All the Reasons To Watch 'Seaside Hotel' This Summer

All the Reasons To Watch 'Seaside Hotel' This Summer

Here in the northern hemisphere, we’re in the thick of summer – the weather, the sunlight, the time to get out of town to relax – what better time to find a new-to-you TV series to enjoy, and maybe even to become mildly obsessed with? Have I got a recommendation for you, friends: say hello to Seaside Hotel, a 10-season gem of Danish television, available to PBS Passport subscribers through an eagle-eyed selector of international TV, Walter Iuzzolino. Yes, this is a Walter Presents series! Huzzah!

We’ve covered Seaside Hotel (or Badehotellet in its original language) here and there over the years and wanted to bring our readers something more substantive, the kind of full-throated endorsement it deserves. So! Very briefly, Seaside Hotel is set in a charming, quietly luxurious summer establishment on the coast of Jutland, Denmark’s northernmost region.
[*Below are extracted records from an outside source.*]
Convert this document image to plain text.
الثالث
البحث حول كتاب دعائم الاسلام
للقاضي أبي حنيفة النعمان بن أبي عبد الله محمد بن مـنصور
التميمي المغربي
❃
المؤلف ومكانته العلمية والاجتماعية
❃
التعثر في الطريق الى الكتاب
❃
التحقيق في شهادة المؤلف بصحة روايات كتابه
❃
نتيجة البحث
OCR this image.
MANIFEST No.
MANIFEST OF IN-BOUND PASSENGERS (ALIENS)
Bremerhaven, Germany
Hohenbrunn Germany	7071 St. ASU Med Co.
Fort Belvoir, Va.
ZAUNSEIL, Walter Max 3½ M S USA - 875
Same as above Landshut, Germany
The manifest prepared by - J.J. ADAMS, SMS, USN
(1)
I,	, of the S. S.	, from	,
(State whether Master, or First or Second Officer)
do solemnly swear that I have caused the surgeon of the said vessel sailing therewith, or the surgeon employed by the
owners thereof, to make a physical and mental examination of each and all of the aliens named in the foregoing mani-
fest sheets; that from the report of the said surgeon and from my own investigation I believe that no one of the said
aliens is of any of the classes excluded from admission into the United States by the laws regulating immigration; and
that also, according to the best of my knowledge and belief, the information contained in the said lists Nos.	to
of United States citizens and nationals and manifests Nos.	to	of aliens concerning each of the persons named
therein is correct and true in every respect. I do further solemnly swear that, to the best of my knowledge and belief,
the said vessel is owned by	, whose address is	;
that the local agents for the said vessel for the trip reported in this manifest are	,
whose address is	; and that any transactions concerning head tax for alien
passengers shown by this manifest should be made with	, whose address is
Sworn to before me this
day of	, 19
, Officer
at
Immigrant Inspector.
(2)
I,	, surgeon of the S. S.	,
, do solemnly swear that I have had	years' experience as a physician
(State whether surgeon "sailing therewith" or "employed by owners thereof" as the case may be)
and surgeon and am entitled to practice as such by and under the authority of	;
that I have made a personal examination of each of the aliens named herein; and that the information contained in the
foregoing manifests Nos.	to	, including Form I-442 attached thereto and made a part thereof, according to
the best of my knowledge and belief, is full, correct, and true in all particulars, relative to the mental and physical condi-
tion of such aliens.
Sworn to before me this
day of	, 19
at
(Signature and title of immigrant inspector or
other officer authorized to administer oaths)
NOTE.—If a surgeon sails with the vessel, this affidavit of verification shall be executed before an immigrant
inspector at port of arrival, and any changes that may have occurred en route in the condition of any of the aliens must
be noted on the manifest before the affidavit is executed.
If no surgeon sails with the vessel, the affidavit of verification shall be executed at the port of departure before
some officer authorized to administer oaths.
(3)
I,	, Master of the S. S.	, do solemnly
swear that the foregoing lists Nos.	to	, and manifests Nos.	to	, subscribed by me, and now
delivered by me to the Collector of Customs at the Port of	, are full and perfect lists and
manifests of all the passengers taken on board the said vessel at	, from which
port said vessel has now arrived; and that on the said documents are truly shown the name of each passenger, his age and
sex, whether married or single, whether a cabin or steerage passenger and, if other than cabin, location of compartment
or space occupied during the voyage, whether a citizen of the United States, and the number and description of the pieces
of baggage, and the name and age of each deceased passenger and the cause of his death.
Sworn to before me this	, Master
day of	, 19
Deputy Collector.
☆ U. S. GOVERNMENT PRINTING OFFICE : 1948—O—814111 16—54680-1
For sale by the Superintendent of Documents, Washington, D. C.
Anderson’s Seaside Hotel is the kind of place where guests return for their months-long holidays annually, getting to know each other (and each other’s business and quirks) quite well.

Each season covers one summer from 1928-1946, tracking the ups and downs of the moneyed guests and their families – an officious cigarette factory owner, a workaholic construction magnate, a reserved under-minister for education, a vain and silly actor, a stern widow, a young nobleman – and of the hotel’s ownership and staff, all of whom are competent women of lower social standing. (A male owner is written out midway through the first season, which is just as well, as he was awful. It was a solid performance by a terrible character, and the show is better for his absence.)